A simple pendulum of length \(2 \mathrm{~m}\) is given a horizontal push through angular displacement of \(60^{\circ}\). If the mass of bob is 200 gram, the angular velocity of the bob will be (Take Acceleration due to gravity \(=10 \mathrm{~m} / \mathrm{s}^2\) ) \(\left(\sin 30^{\circ}=\cos 60^{\circ}=0.5, \cos 30^{\circ}=\sin 60^{\circ}=\sqrt{3} / 2\right)\)

Given: \(l=2 \mathrm{~m}, \theta=60^{\circ}, \mathrm{m}=200 \mathrm{~g}=2 \mathrm{~g}\)


From the figure,
\(\mathrm{T}=\mathrm{mr} \omega^2\)... (i)
also \(\mathrm{T} \cos \theta=\mathrm{mg}\)... (ii)
putting (i) into (ii)
\(\mathrm{mr} \omega^2-\cos \theta=\mathrm{mg}\)... (iii)

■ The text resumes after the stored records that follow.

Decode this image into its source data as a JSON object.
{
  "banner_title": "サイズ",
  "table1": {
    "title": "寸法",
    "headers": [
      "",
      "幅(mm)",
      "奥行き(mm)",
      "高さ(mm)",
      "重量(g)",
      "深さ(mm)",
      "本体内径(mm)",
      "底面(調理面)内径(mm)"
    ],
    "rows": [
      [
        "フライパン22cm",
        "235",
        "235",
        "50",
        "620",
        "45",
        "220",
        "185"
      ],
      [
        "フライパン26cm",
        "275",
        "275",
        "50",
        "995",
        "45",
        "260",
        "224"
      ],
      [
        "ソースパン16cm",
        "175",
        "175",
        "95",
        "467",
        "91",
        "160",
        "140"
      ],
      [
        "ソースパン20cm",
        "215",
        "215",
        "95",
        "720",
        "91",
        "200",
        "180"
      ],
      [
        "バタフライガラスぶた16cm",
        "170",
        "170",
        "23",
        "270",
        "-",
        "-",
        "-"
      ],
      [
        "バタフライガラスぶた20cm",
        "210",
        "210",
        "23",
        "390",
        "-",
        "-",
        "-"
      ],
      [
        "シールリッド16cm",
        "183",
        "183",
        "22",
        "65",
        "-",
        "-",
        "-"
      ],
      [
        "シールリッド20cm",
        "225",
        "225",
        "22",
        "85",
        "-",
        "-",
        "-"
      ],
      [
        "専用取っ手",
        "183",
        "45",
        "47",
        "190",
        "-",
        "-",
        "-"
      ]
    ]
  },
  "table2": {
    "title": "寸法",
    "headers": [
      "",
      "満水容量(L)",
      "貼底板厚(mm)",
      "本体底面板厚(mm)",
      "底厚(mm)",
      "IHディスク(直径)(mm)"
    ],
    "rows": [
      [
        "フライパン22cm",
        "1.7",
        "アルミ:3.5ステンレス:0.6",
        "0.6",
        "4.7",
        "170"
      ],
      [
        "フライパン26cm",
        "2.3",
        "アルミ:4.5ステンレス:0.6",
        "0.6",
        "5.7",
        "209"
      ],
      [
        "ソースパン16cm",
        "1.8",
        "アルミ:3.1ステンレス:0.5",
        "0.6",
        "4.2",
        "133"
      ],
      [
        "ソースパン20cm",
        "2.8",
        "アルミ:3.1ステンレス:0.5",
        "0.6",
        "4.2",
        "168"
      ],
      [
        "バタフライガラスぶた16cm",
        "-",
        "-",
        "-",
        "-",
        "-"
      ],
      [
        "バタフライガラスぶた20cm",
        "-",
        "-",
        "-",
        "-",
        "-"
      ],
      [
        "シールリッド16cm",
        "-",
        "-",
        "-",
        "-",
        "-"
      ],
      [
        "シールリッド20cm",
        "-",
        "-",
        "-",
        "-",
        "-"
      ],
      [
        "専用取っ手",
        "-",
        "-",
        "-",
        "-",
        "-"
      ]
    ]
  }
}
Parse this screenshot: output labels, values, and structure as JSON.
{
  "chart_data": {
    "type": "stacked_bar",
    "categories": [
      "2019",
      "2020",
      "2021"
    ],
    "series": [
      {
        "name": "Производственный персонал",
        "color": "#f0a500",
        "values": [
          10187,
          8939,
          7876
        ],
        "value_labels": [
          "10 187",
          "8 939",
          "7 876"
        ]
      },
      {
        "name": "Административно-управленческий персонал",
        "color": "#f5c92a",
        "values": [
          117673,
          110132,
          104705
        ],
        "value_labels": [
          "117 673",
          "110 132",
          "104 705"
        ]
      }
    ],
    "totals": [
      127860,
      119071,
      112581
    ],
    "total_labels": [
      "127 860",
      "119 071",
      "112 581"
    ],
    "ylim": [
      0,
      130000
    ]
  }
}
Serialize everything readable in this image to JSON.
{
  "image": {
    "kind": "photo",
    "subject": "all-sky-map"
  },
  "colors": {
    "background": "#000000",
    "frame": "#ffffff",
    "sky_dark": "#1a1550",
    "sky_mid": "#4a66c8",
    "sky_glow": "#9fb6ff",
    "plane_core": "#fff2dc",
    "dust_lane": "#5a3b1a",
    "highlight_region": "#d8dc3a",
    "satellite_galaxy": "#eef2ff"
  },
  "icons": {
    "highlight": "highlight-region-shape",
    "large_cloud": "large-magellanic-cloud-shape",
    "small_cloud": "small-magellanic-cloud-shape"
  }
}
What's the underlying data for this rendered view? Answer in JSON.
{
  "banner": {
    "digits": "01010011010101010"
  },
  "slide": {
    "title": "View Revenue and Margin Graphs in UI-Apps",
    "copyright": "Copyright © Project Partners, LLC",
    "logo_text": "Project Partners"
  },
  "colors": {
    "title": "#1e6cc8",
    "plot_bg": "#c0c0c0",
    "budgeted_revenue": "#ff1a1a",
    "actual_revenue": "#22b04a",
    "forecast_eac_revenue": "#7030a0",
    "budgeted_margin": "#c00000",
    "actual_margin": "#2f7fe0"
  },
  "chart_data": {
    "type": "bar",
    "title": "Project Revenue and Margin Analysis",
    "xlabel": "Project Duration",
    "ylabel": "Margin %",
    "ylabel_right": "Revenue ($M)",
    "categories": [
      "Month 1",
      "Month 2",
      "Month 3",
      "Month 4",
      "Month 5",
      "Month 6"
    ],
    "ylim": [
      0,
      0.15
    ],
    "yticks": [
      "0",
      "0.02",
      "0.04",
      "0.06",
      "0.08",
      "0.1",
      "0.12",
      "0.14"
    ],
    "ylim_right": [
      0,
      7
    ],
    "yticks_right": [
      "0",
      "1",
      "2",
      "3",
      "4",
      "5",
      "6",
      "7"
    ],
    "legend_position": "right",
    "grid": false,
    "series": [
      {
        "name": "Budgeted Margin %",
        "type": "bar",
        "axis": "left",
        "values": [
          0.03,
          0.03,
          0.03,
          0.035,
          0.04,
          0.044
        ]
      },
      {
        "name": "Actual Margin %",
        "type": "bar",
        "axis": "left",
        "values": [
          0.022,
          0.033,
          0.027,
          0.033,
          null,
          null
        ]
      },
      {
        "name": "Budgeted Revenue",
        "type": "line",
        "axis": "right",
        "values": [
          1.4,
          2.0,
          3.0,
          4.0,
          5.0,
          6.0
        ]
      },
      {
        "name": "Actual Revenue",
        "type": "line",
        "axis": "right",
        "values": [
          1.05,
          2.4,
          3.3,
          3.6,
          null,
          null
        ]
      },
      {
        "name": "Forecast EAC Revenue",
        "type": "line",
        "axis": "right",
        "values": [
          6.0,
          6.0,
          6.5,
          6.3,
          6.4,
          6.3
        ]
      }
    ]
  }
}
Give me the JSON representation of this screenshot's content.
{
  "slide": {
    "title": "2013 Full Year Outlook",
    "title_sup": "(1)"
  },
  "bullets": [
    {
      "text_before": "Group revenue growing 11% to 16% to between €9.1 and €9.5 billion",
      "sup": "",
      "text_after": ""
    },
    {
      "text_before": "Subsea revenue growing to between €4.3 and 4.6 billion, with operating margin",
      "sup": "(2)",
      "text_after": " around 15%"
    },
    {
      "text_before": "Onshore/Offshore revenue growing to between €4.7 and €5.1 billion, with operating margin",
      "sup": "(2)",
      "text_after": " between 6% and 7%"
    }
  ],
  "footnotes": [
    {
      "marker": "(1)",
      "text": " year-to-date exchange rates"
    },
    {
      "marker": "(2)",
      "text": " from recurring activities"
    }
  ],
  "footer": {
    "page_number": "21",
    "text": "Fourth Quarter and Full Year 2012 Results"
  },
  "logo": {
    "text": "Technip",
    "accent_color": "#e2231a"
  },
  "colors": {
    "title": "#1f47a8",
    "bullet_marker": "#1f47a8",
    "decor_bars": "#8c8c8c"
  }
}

putting the given values into equation (iii)
\(\begin{aligned}
& 2 \times 2 \times \omega^2 \frac{1}{2}=2 \times 10 \quad \ldots .\left(\because \cos 60=\frac{1}{2}\right) \\
& \omega^2=10 \\
& \Rightarrow \omega=\sqrt{10} \quad \ldots .(\because \sqrt{10}=\sqrt{2 \times 2 \times 2.5}) \\
& \quad=2 \sqrt{2.5} \mathrm{rad} / \mathrm{s}
\end{aligned}\)